Когда курил, передыхая, грезил, что окурок, после того как накурюсь окончательно, брошу в топливный бак какого-нибудь трактора-подлеца — пусть все тут сгорит к ядерной матери, к хренам кошачьим, мля, твоего отца! Сам уползу предварительно. Сатанински хохоча, буду смотреть издалека, пьянея, на огонь, пережевывающий в ничто доказательства моей глупости и позорной неспособности точно и правильно что-либо делать необходимое…
Старик отшвырнул кирпич из-под ног, захрустел рычагом переключения скоростей. На лице Старика я читал сожаление и презрение. Он кривил губы и качал головой — все равно красивый и возбуждающий, по-прежнему голый, точно такой же, каким я его придумал и сотворил, построил, собрал… Он меня не любит сейчас. А я его обожаю. Я его готов был сейчас задушить и расчленить, обжигаясь его кипящей кровью, наслаждаясь его всхрипами, пуками и конвульсиями… Кто ты такой, мать твою?! Кто ты такой?! Что ты хочешь от меня?! Я сейчас подберусь к тебе и убью тебя!.. Нет, нет, лучше я все-таки потом, чуть позже, подберусь к тебе и убью тебя — уже после того, как ты, сукин сын (мой сын?), поможешь мне расправиться с этой сволочью, то есть с этой настырной, с этой хамской, с этой недальновидной и безответственной дверью.

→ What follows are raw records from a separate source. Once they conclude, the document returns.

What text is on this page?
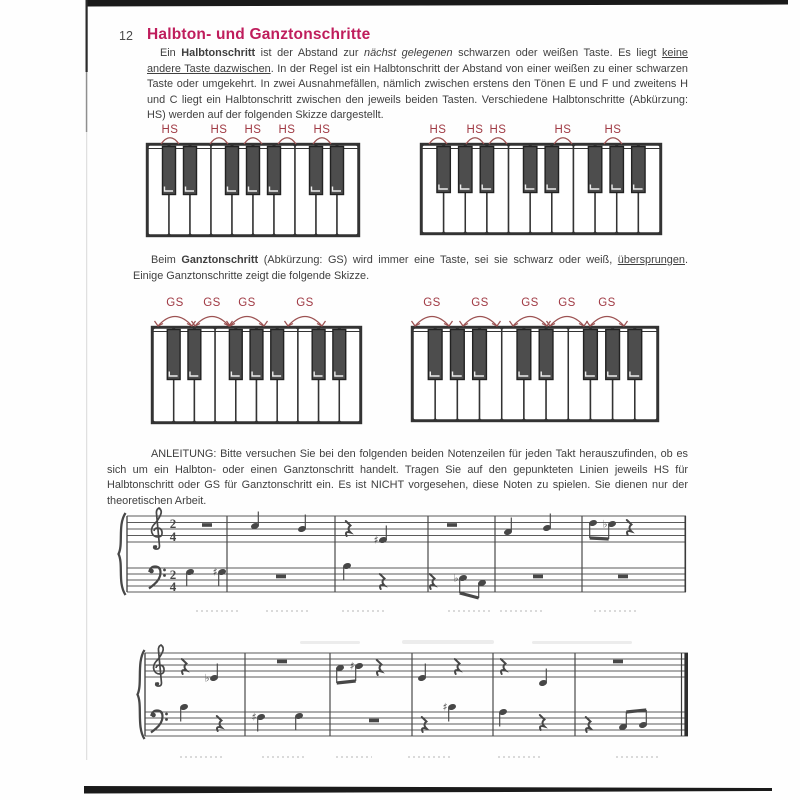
HS	HS HS HS HS	HS HS HS	HS	HS
GS GS GS	GS	GS	GS	GS GS GS
2
4
2
4
♯
♭
♯	♭
♭
♯
♯
♯
12 Halbton- und Ganztonschritte
Ein Halbtonschritt ist der Abstand zur nächst gelegenen schwarzen oder weißen Taste. Es liegt keine andere Taste dazwischen. In der Regel ist ein Halbtonschritt der Abstand von einer weißen zu einer schwarzen Taste oder umgekehrt. In zwei Ausnahmefällen, nämlich zwischen erstens den Tönen E und F und zweitens H und C liegt ein Halbtonschritt zwischen den jeweils beiden Tasten. Verschiedene Halbtonschritte (Abkürzung: HS) werden auf der folgenden Skizze dargestellt.
Beim Ganztonschritt (Abkürzung: GS) wird immer eine Taste, sei sie schwarz oder weiß, übersprungen. Einige Ganztonschritte zeigt die folgende Skizze.
ANLEITUNG: Bitte versuchen Sie bei den folgenden beiden Notenzeilen für jeden Takt herauszufinden, ob es sich um ein Halbton- oder einen Ganztonschritt handelt. Tragen Sie auf den gepunkteten Linien jeweils HS für Halbtonschritt oder GS für Ganztonschritt ein. Es ist NICHT vorgesehen, diese Noten zu spielen. Sie dienen nur der theoretischen Arbeit.
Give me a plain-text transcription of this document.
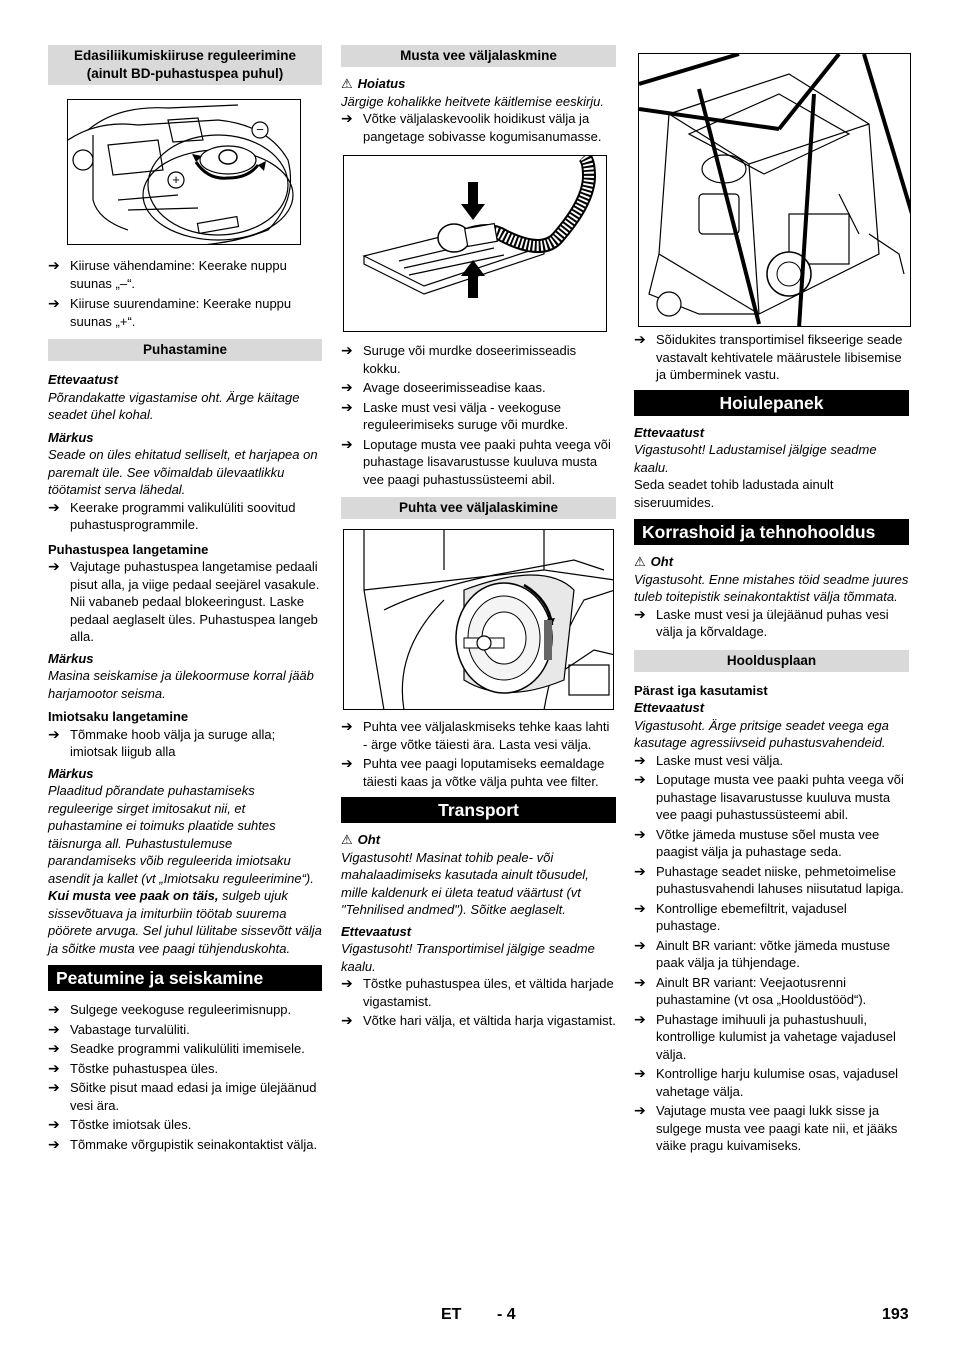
Edasiliikumiskiiruse reguleerimine (ainult BD-puhastuspea puhul)
+
−
➔ Kiiruse vähendamine: Keerake nuppu suunas „–“.
➔ Kiiruse suurendamine: Keerake nuppu suunas „+“.
Puhastamine
Ettevaatust
Põrandakatte vigastamise oht. Ärge käitage seadet ühel kohal.
Märkus
Seade on üles ehitatud selliselt, et harjapea on paremalt üle. See võimaldab ülevaatlikku töötamist serva lähedal.
➔ Keerake programmi valikulüliti soovitud puhastusprogrammile.
Puhastuspea langetamine
➔ Vajutage puhastuspea langetamise pedaali pisut alla, ja viige pedaal seejärel vasakule. Nii vabaneb pedaal blokeeringust. Laske pedaal aeglaselt üles. Puhastuspea langeb alla.
Märkus
Masina seiskamise ja ülekoormuse korral jääb harjamootor seisma.
Imiotsaku langetamine
➔ Tõmmake hoob välja ja suruge alla; imiotsak liigub alla
Märkus
Plaaditud põrandate puhastamiseks reguleerige sirget imitosakut nii, et puhastamine ei toimuks plaatide suhtes täisnurga all. Puhastustulemuse parandamiseks võib reguleerida imiotsaku asendit ja kallet (vt „Imiotsaku reguleerimine“).
Kui musta vee paak on täis, sulgeb ujuk sissevõtuava ja imiturbiin töötab suurema pöörete arvuga. Sel juhul lülitabe sissevõtt välja ja sõitke musta vee paagi tühjenduskohta.
Peatumine ja seiskamine
➔ Sulgege veekoguse reguleerimisnupp.
➔ Vabastage turvalüliti.
➔ Seadke programmi valikulüliti imemisele.
➔ Tõstke puhastuspea üles.
➔ Sõitke pisut maad edasi ja imige ülejäänud vesi ära.
➔ Tõstke imiotsak üles.
➔ Tõmmake võrgupistik seinakontaktist välja.
Musta vee väljalaskmine
⚠ Hoiatus
Järgige kohalikke heitvete käitlemise eeskirju.
➔ Võtke väljalaskevoolik hoidikust välja ja pangetage sobivasse kogumisanumasse.
➔ Suruge või murdke doseerimisseadis kokku.
➔ Avage doseerimisseadise kaas.
➔ Laske must vesi välja - veekoguse reguleerimiseks suruge või murdke.
➔ Loputage musta vee paaki puhta veega või puhastage lisavarustusse kuuluva musta vee paagi puhastussüsteemi abil.
Puhta vee väljalaskimine
➔ Puhta vee väljalaskmiseks tehke kaas lahti - ärge võtke täiesti ära. Lasta vesi välja.
➔ Puhta vee paagi loputamiseks eemaldage täiesti kaas ja võtke välja puhta vee filter.
Transport
⚠ Oht
Vigastusoht! Masinat tohib peale- või mahalaadimiseks kasutada ainult tõusudel, mille kaldenurk ei ületa teatud väärtust (vt "Tehnilised andmed"). Sõitke aeglaselt.
Ettevaatust
Vigastusoht! Transportimisel jälgige seadme kaalu.
➔ Tõstke puhastuspea üles, et vältida harjade vigastamist.
➔ Võtke hari välja, et vältida harja vigastamist.
➔ Sõidukites transportimisel fikseerige seade vastavalt kehtivatele määrustele libisemise ja ümberminek vastu.
Hoiulepanek
Ettevaatust
Vigastusoht! Ladustamisel jälgige seadme kaalu.
Seda seadet tohib ladustada ainult siseruumides.
Korrashoid ja tehnohooldus
⚠ Oht
Vigastusoht. Enne mistahes töid seadme juures tuleb toitepistik seinakontaktist välja tõmmata.
➔ Laske must vesi ja ülejäänud puhas vesi välja ja kõrvaldage.
Hooldusplaan
Pärast iga kasutamist
Ettevaatust
Vigastusoht. Ärge pritsige seadet veega ega kasutage agressiivseid puhastusvahendeid.
➔ Laske must vesi välja.
➔ Loputage musta vee paaki puhta veega või puhastage lisavarustusse kuuluva musta vee paagi puhastussüsteemi abil.
➔ Võtke jämeda mustuse sõel musta vee paagist välja ja puhastage seda.
➔ Puhastage seadet niiske, pehmetoimelise puhastusvahendi lahuses niisutatud lapiga.
➔ Kontrollige ebemefiltrit, vajadusel puhastage.
➔ Ainult BR variant: võtke jämeda mustuse paak välja ja tühjendage.
➔ Ainult BR variant: Veejaotusrenni puhastamine (vt osa „Hooldustööd“).
➔ Puhastage imihuuli ja puhastushuuli, kontrollige kulumist ja vahetage vajadusel välja.
➔ Kontrollige harju kulumise osas, vajadusel vahetage välja.
➔ Vajutage musta vee paagi lukk sisse ja sulgege musta vee paagi kate nii, et jääks väike pragu kuivamiseks.
ET - 4	193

Опять вопросы. И они тоже без ответов останутся пока. Разве можно что-то объяснить в этом мире… Знания поверхностны или, того более, — неверны. Логика не работает. Связь причины и следствия не обнаруживается — если только в несущественных мелочах… Как возник Старик и почему? Или… или почему, например, я делаю сегодня, вот нынче, то, что делаю сегодня, вот нынче? Я этого необыкновенно хочу? Исключаю такую попытку ответа. Имею выгоду? Полное и наглядное отсутствие. Влюбился в девушку Настю? Только в неистовый секс с ней влюбился. А секс и любовь — вещи мало друг с другом совместные… Потребуется, я себе подобную партнершу, может быть, конечно, чуть хуже, а может быть, собственно, и даже чуть лучше — а почему бы и нет? — найду без кропотливого и длительного труда, хотя… может быть, и с трудом, но все-таки найду…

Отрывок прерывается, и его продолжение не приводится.